Pertama, rig PDSI#42.3/N1550-E yang sukses menuntaskan pengeboran sumur PPS-007 lokasi PPS-G dalam operasi yang lebih cepat 10 hari dari rencana program dengan lancar, zero NPT, dan zero accident (17/11).
Kedua, rig PDSI#40.3/DS-1500E yang menyelesaikan trayek selubung 13.3/8 di sumur ABG-F dalam waktu 96 jam lebih cepat dan tanpa recordable incident (23/11).
“Rig yang paling lama mempertahankan zero NPT adalah rig PDSI#28.2. Rig ini beroperasi di Field Papua dan telah mencatatkan jam operasi selama 3.633 jam operasi tanpa NPT,” urai VP Drilling Support PDSI Komedi,seperti dikutip dari website pdsi.com.
Komedi bercerita,cukup pelik upaya PDSI untuk mempertahankan reliabilitas rig dan kinerja unggulnya mengingat umur peralatan yang semakin tinggi.
“Upaya memitigasinya adalah dengan memastikan implementasi preventive maintenance dengan lebih baik. Mitigasi dilakukan dengan kegiatan inspeksi secara daily, weekly, monthly, sampai every six month, sesuai dengan jadwal inspeksi peralatan,” ungkap Komedi.
Meskipun begitu, Komedi menyampaikan optimisme PDSI dalam mempertahankan reliabilitas dan keunggulan kinerjanya di tahun 2023 dan seterusnya. Targetnya adalah zero NPT dan zero accident.
Di sepanjang tahun 2022, zero NPT juga telah PDSI bukukan dari kinerja sembilan rig, yakni rig PDSI#26.1, #35.1, #33.1, #46.1, #10.2, #20.2, #28.2, #39.3, dan #48.2. Sementara itu, setidaknya terdapat 21 rig PDSI lainnya yang beroperasi dengan catatan NPT di bawah satu persen.

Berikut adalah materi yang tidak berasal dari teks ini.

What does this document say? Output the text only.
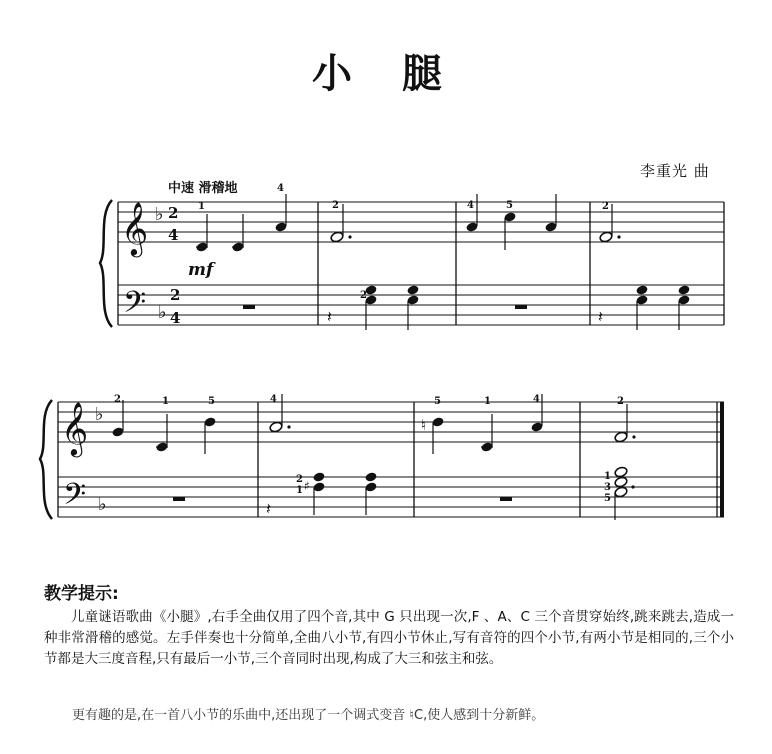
小 腿
李重光 曲
中速 滑稽地
𝄞
𝄢
𝄞
𝄢
♭
♭
♭
♭
2
4
2
4
1
4
2	4	5	2
2
mf
𝄽	𝄽
♮
2	1	5	4	5	1	4	2
2
1
1
3
5
𝄽
♯
教学提示:

儿童谜语歌曲《小腿》,右手全曲仅用了四个音,其中 G 只出现一次,F 、A、C 三个音贯穿始终,跳来跳去,造成一种非常滑稽的感觉。左手伴奏也十分简单,全曲八小节,有四小节休止,写有音符的四个小节,有两小节是相同的,三个小节都是大三度音程,只有最后一小节,三个音同时出现,构成了大三和弦主和弦。

更有趣的是,在一首八小节的乐曲中,还出现了一个调式变音 ♮C,使人感到十分新鲜。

Banyak faktor yang menjadi kunci keberhasilan PDSI untuk catatan tersebut. Tiga yang utama dari sisi supporting, menurut Komedi, adalah kesiapan dan kompetensi personel dalam mengoperasikan dan memelihara peralatan, lalu implementasi maintenance preventive system pada semua peralatan di rig, serta ketersediaan material operasi dan pemeliharaan yang cukup.
Jika pun terjadi NPT, maka NPT tersebut harus segera diregister menjadi EFR, yang setiap bulannya akan dievaluasi dipimpin oleh VP Drilling Support diikuti manajer dan rig superintendent. NPT dibedah dan dievaluasi dengan tujuan menjadi pembelajaran sehingga rig lain dapat melakukan closing dan prevention atas rekomendasi rig yang telah mengalami NPT.
Reliabilitas atau keandalan rig menjadi perhatian utama tersendiri bagi PDSI karena, dijelaskan Komedi, pada kondisi paling parah, kerusakan peralatan bisa menyebabkan kerusakan atau bahkan kehilangan sumur.